I’ve starting to look into CRDB and I’m loving it.
In the process, two questions came to my mind:

  • why do I need to provide the address of 3-5 other nodes when adding another node to a cluster using --join (according to the documentation)? Why not just one?
  • does auto re-balancing only look at replica count or does it take into account the disk space and current load (imagine I have servers with different disk capacities)?

(Jesse) #2

Hi @marigonzes,

Great to hear that you’re enjoying CockroachDB!

  • On your first question about the --join flag, we know our docs are missing details there, and we have this issue to fill the gap. As you’ll read, providing multiple join addresses makes it much more likely that at least one of the target nodes will be reachable and, thus, the new node will be able to join the cluster successfully. If you use only one join address, and that target node happens to be down, your new node won’t be able to successfully join the cluster.

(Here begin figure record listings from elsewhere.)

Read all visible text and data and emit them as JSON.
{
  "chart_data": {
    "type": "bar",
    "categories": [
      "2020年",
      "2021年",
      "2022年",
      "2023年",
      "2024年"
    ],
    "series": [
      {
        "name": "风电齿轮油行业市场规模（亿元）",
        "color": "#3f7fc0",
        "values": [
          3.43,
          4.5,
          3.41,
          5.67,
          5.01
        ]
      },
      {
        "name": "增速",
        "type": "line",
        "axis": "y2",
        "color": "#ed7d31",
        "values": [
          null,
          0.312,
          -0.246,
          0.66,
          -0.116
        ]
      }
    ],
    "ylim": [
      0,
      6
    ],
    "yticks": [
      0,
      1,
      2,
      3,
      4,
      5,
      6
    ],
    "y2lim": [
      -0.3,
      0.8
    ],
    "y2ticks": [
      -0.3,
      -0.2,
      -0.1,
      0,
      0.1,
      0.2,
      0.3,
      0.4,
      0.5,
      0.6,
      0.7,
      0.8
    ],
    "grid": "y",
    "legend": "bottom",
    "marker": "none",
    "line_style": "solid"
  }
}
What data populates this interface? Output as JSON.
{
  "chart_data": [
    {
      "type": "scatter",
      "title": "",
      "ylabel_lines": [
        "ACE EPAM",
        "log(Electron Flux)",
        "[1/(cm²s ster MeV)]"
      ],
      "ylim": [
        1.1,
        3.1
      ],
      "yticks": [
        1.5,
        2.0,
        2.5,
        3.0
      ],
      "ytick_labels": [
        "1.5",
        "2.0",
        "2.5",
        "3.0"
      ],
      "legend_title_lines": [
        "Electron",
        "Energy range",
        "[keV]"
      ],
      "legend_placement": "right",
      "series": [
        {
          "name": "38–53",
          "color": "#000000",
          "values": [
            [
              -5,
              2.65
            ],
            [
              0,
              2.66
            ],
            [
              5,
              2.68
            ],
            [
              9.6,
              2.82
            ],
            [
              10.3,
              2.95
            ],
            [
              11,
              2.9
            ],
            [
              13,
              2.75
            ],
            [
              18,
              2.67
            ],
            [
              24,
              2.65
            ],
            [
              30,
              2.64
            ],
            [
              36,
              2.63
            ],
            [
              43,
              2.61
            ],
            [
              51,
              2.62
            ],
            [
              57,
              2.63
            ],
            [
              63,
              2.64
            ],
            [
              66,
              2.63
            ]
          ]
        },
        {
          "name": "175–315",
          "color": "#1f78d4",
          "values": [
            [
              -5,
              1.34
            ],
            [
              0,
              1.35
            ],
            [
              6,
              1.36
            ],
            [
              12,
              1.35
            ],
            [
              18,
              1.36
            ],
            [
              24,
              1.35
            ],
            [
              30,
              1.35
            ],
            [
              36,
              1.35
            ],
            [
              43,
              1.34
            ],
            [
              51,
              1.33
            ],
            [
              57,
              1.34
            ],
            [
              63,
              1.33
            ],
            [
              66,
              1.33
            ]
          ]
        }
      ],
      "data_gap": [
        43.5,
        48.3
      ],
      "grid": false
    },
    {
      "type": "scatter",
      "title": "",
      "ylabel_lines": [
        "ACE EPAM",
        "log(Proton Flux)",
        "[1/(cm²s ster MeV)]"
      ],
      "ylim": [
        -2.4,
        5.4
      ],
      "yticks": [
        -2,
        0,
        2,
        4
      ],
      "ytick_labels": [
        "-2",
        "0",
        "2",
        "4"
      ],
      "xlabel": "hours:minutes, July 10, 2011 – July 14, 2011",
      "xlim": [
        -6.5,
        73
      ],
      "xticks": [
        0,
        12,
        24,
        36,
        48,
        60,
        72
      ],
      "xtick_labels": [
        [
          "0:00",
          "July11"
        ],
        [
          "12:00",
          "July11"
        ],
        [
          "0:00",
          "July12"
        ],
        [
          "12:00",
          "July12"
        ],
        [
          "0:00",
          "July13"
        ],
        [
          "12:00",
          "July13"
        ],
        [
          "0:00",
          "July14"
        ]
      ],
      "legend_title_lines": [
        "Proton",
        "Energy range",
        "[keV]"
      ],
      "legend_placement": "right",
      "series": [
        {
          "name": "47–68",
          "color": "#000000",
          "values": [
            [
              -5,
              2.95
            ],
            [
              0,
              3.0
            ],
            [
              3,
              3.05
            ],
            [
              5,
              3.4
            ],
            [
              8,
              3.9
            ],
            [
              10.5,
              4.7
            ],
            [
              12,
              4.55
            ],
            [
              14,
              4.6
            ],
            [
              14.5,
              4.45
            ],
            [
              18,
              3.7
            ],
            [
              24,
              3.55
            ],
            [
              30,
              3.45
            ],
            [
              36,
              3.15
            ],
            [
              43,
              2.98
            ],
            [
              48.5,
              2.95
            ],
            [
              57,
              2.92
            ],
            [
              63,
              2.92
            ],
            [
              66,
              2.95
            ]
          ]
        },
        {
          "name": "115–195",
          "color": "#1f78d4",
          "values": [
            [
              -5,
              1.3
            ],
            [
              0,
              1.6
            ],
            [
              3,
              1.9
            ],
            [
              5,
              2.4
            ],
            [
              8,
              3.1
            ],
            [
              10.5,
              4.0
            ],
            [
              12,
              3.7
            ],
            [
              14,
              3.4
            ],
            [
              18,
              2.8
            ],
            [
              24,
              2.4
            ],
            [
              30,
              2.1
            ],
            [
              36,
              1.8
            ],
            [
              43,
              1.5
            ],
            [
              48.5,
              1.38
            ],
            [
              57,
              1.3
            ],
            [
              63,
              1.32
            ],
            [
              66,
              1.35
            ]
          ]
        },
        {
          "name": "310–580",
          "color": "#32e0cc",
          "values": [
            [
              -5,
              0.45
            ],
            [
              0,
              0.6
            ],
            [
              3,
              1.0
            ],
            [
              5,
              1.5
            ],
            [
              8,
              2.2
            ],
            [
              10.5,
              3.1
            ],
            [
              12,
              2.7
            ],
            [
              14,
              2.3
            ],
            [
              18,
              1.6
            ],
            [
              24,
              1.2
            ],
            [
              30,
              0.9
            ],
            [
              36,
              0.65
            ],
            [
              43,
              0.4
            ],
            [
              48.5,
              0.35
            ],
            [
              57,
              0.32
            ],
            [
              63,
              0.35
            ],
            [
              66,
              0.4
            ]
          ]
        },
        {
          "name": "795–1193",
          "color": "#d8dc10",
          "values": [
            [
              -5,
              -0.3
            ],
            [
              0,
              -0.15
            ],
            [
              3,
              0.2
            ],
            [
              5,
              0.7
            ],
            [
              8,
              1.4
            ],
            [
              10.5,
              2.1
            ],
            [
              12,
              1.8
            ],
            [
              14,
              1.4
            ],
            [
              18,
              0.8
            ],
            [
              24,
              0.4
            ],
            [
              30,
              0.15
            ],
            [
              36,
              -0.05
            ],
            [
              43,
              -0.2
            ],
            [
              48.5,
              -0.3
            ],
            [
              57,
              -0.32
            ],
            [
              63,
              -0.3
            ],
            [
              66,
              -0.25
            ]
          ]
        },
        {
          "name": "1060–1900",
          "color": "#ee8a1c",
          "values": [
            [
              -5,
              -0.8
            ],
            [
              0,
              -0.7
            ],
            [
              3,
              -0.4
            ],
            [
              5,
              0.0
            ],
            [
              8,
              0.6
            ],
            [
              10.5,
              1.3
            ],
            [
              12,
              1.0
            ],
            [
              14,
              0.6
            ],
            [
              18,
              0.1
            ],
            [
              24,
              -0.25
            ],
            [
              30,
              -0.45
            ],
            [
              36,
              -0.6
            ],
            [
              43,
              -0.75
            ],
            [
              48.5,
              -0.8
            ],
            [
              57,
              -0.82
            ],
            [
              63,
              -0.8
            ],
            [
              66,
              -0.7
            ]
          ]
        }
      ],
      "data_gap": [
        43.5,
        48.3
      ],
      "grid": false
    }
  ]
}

  • On your second question about re-balancing, in 2.0, rebalancing is based purely on replica count. However, in 2.1, rebalancing of replicas will factor in load and disk space as well. Range leaseholders will also be rebalanced by load. Our docs will be updated to reflect these changes within the next weeks. You can track that work here, if you like.

Hope that helps.

Best,
Jesse


#3

Thank you for your answer, @jesse.
Looking forward to the 2.1 release :smiley:


(Jesse) #4

My pleasure, @marigonzes. I was a bit too quick, however. v2.1 will have load-based leaseholder rebalancing and very likely load-based replica rebalancing, but not size-based replica rebalancing.